The Republican War on Voting Thread

It’ll pass. Not a doubt in my mind.

Blocked!

The Dems walked and there was no quorum. Gov. Abbott sputtered helplessly.

I just spotted this article on Yahoo and came here to post it too. Note, Gov. Abbott may not be so helpless, and the law may not be dead. Abbott vowed to call the legislature into special session to finish the job. (Could the Dems block it by walking out on that too?)

Here’s the Yahoo link, in case you find the AP link paywalled:

Another, more extensive article at WaPo: Mentions that there were a number of other bills in progress as well, including some that had bipartisan support, that also got left behind as a result of this.

This is an important win, although a qualified one.

Constitutionally, the Texas Legislature meets from January-May every even numbered year in their “regular session,” and midnight yesterday was the House deadline for final approval of bills. By letting the bill come down to the literal last minute, Republicans opened themselves up to this maneuver. If they had moved the bill earlier in the session they could have held more Democrat’s bills hostage to get them to show up. Our Republican Lt. Governor (who presides over the Senate) is blasting the Republican Speaker right now because of this. It is glorious.

But, as @Senegoid notes, the Governor can call the legislature back anytime he wants for thirty days in a “special session.” We already knew this was going to happen, because there were a couple of items that the Legislature had not addressed during the regular session – specifically redistricting and how to spend federal stimulus funds. During the special session, the Governor gets to decide what’s on the “call” – i.e. the issues that the Legislature may consider during the special session. Undoubtedly Abbott will add “voting reform” to the call.

Could Democrats boycott again? They could. Famously back in the early-aughts, Texas Democrats fled the state when Republicans tried to enact a mid-decennial redistricting. It took three special sessions before Democrats gave up and showed up in Austin. They could do the same again, although Republicans will have some powerful carrots and sticks to entice them back with the federal money and the threat to redistrict them out of existence.

In this case “our” doesn’t include Republican voters. Which is the problem.
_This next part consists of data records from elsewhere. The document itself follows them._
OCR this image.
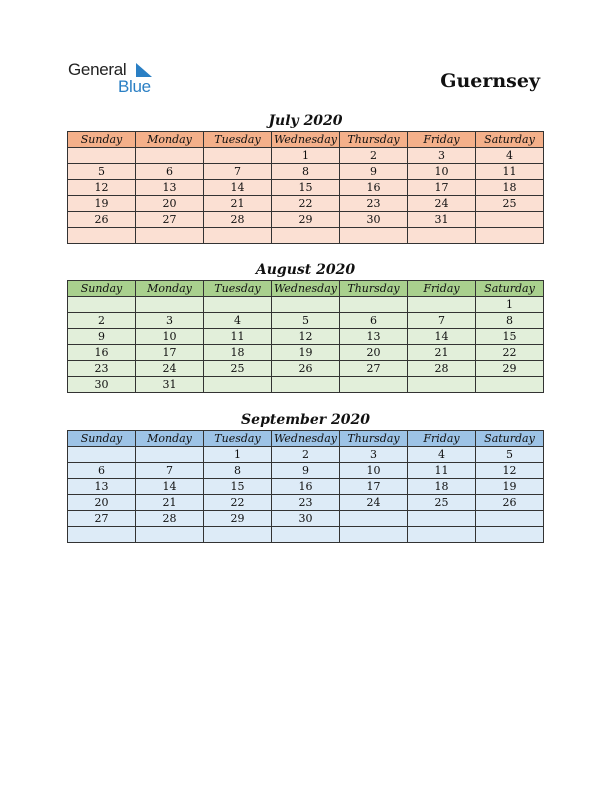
General
Blue	Guernsey
July 2020
Sunday	Monday	Tuesday	Wednesday	Thursday	Friday	Saturday
			1	2	3	4
5	6	7	8	9	10	11
12	13	14	15	16	17	18
19	20	21	22	23	24	25
26	27	28	29	30	31	

August 2020
Sunday	Monday	Tuesday	Wednesday	Thursday	Friday	Saturday
						1
2	3	4	5	6	7	8
9	10	11	12	13	14	15
16	17	18	19	20	21	22
23	24	25	26	27	28	29
30	31					
September 2020
Sunday	Monday	Tuesday	Wednesday	Thursday	Friday	Saturday
		1	2	3	4	5
6	7	8	9	10	11	12
13	14	15	16	17	18	19
20	21	22	23	24	25	26
27	28	29	30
I forget which state it was 10-ish years ago where the boycotting legislators decamped to an adjacent state and their Governor tried to send the state police to the other state to arrest them for “dereliction of their legislative duties”.
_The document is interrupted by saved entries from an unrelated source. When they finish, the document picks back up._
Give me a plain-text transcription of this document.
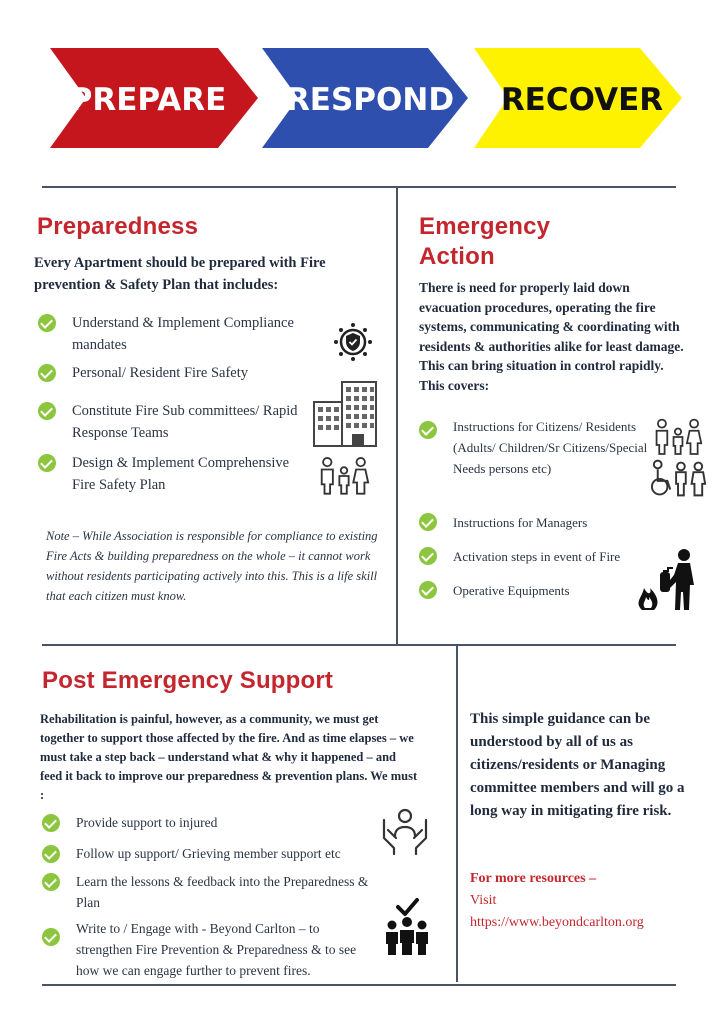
PREPARE RESPOND RECOVER
Preparedness
Every Apartment should be prepared with Fire prevention & Safety Plan that includes:
Understand & Implement Compliance mandates
Personal/ Resident Fire Safety
Constitute Fire Sub committees/ Rapid Response Teams
Design & Implement Comprehensive Fire Safety Plan
Note – While Association is responsible for compliance to existing Fire Acts & building preparedness on the whole – it cannot work without residents participating actively into this. This is a life skill that each citizen must know.
Emergency
Action
There is need for properly laid down evacuation procedures, operating the fire systems, communicating & coordinating with residents & authorities alike for least damage. This can bring situation in control rapidly. This covers:
Instructions for Citizens/ Residents (Adults/ Children/Sr Citizens/Special Needs persons etc)
Instructions for Managers
Activation steps in event of Fire
Operative Equipments
Post Emergency Support
Rehabilitation is painful, however, as a community, we must get together to support those affected by the fire. And as time elapses – we must take a step back – understand what & why it happened – and feed it back to improve our preparedness & prevention plans. We must :
Provide support to injured
Follow up support/ Grieving member support etc
Learn the lessons & feedback into the Preparedness & Plan
Write to / Engage with - Beyond Carlton – to strengthen Fire Prevention & Preparedness & to see how we can engage further to prevent fires.
This simple guidance can be understood by all of us as citizens/residents or Managing committee members and will go a long way in mitigating fire risk.
For more resources –
Visit
https://www.beyondcarlton.org
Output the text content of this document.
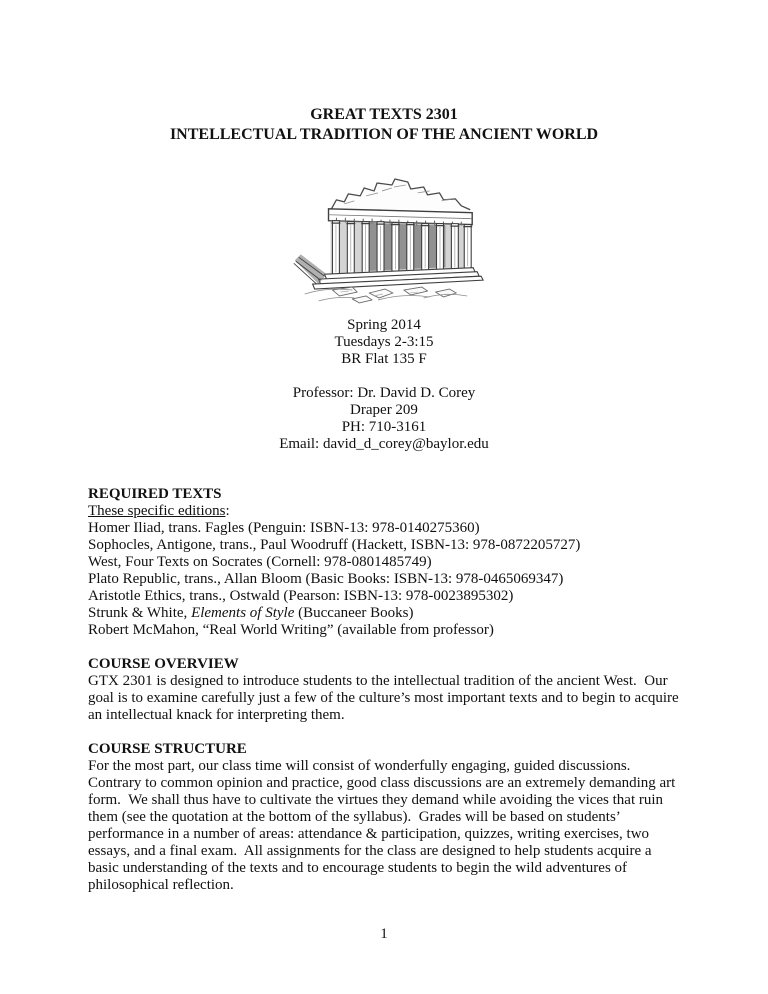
GREAT TEXTS 2301
INTELLECTUAL TRADITION OF THE ANCIENT WORLD
Spring 2014
Tuesdays 2-3:15
BR Flat 135 F
Professor: Dr. David D. Corey
Draper 209
PH: 710-3161
Email: david_d_corey@baylor.edu
REQUIRED TEXTS
These specific editions:
Homer Iliad, trans. Fagles (Penguin: ISBN-13: 978-0140275360)
Sophocles, Antigone, trans., Paul Woodruff (Hackett, ISBN-13: 978-0872205727)
West, Four Texts on Socrates (Cornell: 978-0801485749)
Plato Republic, trans., Allan Bloom (Basic Books: ISBN-13: 978-0465069347)
Aristotle Ethics, trans., Ostwald (Pearson: ISBN-13: 978-0023895302)
Strunk & White, Elements of Style (Buccaneer Books)
Robert McMahon, “Real World Writing” (available from professor)
COURSE OVERVIEW

GTX 2301 is designed to introduce students to the intellectual tradition of the ancient West.  Our goal is to examine carefully just a few of the culture’s most important texts and to begin to acquire an intellectual knack for interpreting them.

COURSE STRUCTURE

For the most part, our class time will consist of wonderfully engaging, guided discussions.  Contrary to common opinion and practice, good class discussions are an extremely demanding art form.  We shall thus have to cultivate the virtues they demand while avoiding the vices that ruin them (see the quotation at the bottom of the syllabus).  Grades will be based on students’ performance in a number of areas: attendance & participation, quizzes, writing exercises, two essays, and a final exam.  All assignments for the class are designed to help students acquire a basic understanding of the texts and to encourage students to begin the wild adventures of philosophical reflection.

1
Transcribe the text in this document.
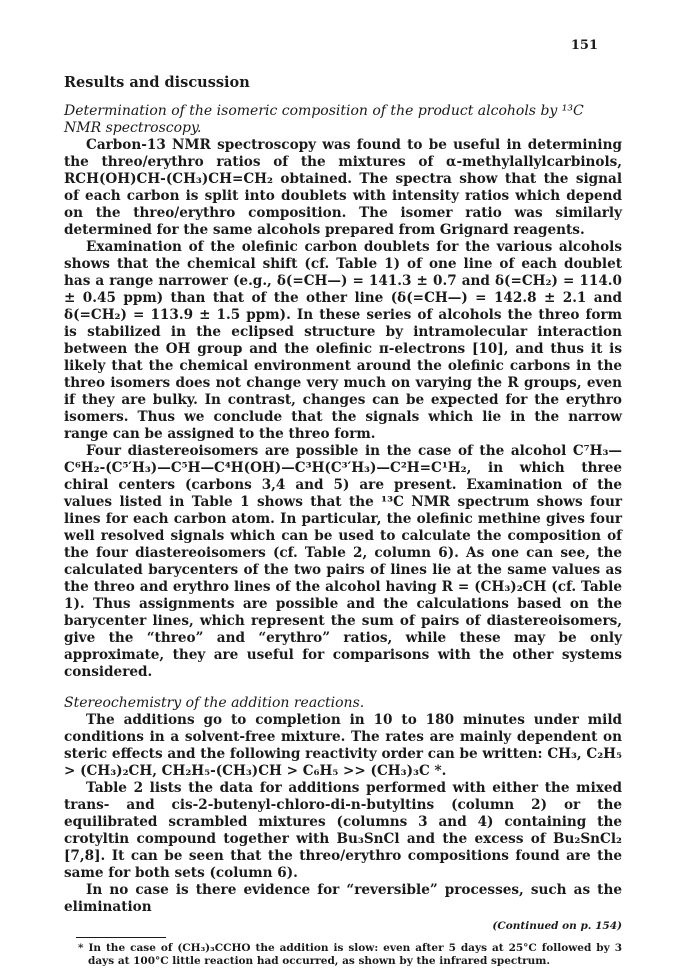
151
Results and discussion
Determination of the isomeric composition of the product alcohols by ¹³C NMR spectroscopy.

Carbon-13 NMR spectroscopy was found to be useful in determining the threo/erythro ratios of the mixtures of α-methylallylcarbinols, RCH(OH)CH-(CH₃)CH=CH₂ obtained. The spectra show that the signal of each carbon is split into doublets with intensity ratios which depend on the threo/erythro composition. The isomer ratio was similarly determined for the same alcohols prepared from Grignard reagents.

Examination of the olefinic carbon doublets for the various alcohols shows that the chemical shift (cf. Table 1) of one line of each doublet has a range narrower (e.g., δ(=CH—) = 141.3 ± 0.7 and δ(=CH₂) = 114.0 ± 0.45 ppm) than that of the other line (δ(=CH—) = 142.8 ± 2.1 and δ(=CH₂) = 113.9 ± 1.5 ppm). In these series of alcohols the threo form is stabilized in the eclipsed structure by intramolecular interaction between the OH group and the olefinic π-electrons [10], and thus it is likely that the chemical environment around the olefinic carbons in the threo isomers does not change very much on varying the R groups, even if they are bulky. In contrast, changes can be expected for the erythro isomers. Thus we conclude that the signals which lie in the narrow range can be assigned to the threo form.

Four diastereoisomers are possible in the case of the alcohol C⁷H₃—C⁶H₂-(C⁵′H₃)—C⁵H—C⁴H(OH)—C³H(C³′H₃)—C²H=C¹H₂, in which three chiral centers (carbons 3,4 and 5) are present. Examination of the values listed in Table 1 shows that the ¹³C NMR spectrum shows four lines for each carbon atom. In particular, the olefinic methine gives four well resolved signals which can be used to calculate the composition of the four diastereoisomers (cf. Table 2, column 6). As one can see, the calculated barycenters of the two pairs of lines lie at the same values as the threo and erythro lines of the alcohol having R = (CH₃)₂CH (cf. Table 1). Thus assignments are possible and the calculations based on the barycenter lines, which represent the sum of pairs of diastereoisomers, give the “threo” and “erythro” ratios, while these may be only approximate, they are useful for comparisons with the other systems considered.

Stereochemistry of the addition reactions.

The additions go to completion in 10 to 180 minutes under mild conditions in a solvent-free mixture. The rates are mainly dependent on steric effects and the following reactivity order can be written: CH₃, C₂H₅ > (CH₃)₂CH, CH₂H₅-(CH₃)CH > C₆H₅ >> (CH₃)₃C *.

Table 2 lists the data for additions performed with either the mixed trans- and cis-2-butenyl-chloro-di-n-butyltins (column 2) or the equilibrated scrambled mixtures (columns 3 and 4) containing the crotyltin compound together with Bu₃SnCl and the excess of Bu₂SnCl₂ [7,8]. It can be seen that the threo/erythro compositions found are the same for both sets (column 6).

In no case is there evidence for “reversible” processes, such as the elimination

(Continued on p. 154)
* In the case of (CH₃)₃CCHO the addition is slow: even after 5 days at 25°C followed by 3 days at 100°C little reaction had occurred, as shown by the infrared spectrum.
But I don’t think any of us need to resort to guessing to know which party were the fleeing legislators vs which party tried to arrest them.

That’s the case from Texas that I mentioned in my post above.

My apologies. D’oh!!

It’s hard to keep up with all the Texas legislature insanities.
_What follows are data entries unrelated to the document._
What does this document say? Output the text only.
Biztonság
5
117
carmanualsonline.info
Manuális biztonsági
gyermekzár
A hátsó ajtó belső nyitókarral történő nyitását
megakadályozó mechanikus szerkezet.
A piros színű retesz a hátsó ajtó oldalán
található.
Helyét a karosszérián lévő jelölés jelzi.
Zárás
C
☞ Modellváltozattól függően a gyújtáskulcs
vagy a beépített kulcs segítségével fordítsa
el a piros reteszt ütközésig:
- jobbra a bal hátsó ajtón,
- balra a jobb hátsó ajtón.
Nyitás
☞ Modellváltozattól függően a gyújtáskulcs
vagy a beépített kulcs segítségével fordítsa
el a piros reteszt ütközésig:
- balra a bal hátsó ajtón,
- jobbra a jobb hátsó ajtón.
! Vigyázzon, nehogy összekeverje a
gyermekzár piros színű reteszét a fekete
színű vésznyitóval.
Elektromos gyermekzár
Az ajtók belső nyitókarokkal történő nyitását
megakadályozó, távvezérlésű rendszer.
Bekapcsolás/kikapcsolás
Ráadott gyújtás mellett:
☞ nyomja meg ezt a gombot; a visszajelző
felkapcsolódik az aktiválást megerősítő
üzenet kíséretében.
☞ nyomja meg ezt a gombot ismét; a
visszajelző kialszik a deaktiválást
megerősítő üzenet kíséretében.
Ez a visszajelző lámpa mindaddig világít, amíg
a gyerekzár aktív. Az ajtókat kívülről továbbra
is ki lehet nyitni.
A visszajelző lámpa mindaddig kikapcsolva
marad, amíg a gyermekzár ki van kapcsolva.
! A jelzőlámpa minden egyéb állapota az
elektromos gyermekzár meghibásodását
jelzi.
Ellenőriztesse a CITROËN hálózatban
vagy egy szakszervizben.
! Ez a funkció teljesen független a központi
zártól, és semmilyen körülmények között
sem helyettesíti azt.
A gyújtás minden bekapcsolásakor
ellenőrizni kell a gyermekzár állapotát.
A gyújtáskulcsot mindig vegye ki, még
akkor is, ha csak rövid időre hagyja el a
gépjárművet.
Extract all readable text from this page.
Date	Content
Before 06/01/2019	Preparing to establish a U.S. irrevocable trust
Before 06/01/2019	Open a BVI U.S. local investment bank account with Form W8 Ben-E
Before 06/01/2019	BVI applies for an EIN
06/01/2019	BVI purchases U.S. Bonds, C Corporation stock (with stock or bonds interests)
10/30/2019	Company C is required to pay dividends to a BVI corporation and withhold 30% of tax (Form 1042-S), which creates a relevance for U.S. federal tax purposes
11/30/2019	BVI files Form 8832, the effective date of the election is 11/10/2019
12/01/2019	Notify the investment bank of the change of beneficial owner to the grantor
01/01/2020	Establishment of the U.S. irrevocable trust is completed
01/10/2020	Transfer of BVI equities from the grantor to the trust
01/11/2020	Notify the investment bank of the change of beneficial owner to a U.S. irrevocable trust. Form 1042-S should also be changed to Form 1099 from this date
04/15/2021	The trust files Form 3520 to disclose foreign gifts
I kinda think “legislature” is excess verbiage in your post. But otherwise I agree completely. :wink:

Well, there are a few Democrats. But I know what you mean.

This happened in Wisconsin to delay Act 10 which basically stripped teachers of collective bargaining rights. 2011 Wisconsin Act 10 - Wikipedia

Brian

The best that Democrats can hope for is to inspire massive public protest against Republicans, but that almost never happens in response to voting laws or gerrymandering. That’s why Republicans keep getting more and more aggressively authoritarian. They know that the chances are, there won’t be much resistance. And they’re probably right.

Shit is getting real down here in Texas – Governor Abbott has threatened to veto the entire budget for the state legislature for the next two years over the Democratic walkout. Ignoring the point that this punishes the House Republicans who stood with him just as much as the Democrats (and the Senate, who passed the bill), there’s no more egregious break with democracy than denying a branch of government it’s basic ability to function. This wouldn’t just cut off legislator’s salaries – it would cut off their ability to hire staff, serve their constituents, conduct oversight, and do the basic work of legislating.

Anyone who doesn’t believe that violence is inevitable, is a child. When you remove democracy, you remove the capacity of a society to resolve political differences through negotiation. It’s almost guaranteed that there is going to be a major civil conflict within the next 3-5 years.

Yeah, but they got to prevent black people from voting. Priorities, OK?

I posted this earlier today in the Stupid Republican idea thread:

The irony is that Texas has long been considered a “weak governor” state. The governor doesn’t have direct authority over state agencies, and the Lt. Governor has usually been considered the more powerful figure in state politics.

Greg Abbott (building on a foundation laid by Rick Perry) has turned this dynamic on its head. He’s successfully seeded state agencies with loyalists willing to do his bidding. He’s directed agencies to submit rules to his office before they’re published, something he has no legal authority to require. He has enormously expanded his emergency powers, even pre-COVID. He’s expanded his line-item veto authority to allow him to essentially rewrite the budget. And he’s done all of this with nary a peep out of the Legislature.

If he gets away with this, then Texas is a gubernatorial dictatorship with a sham legislature that’s only allowed to function if it stays in the governor’s good graces.

Only if the population allows it, tho.

A bunch will support it and even more won’t oppose it. Will there be enough opposition willing to make the effort?

This is how minority control happens.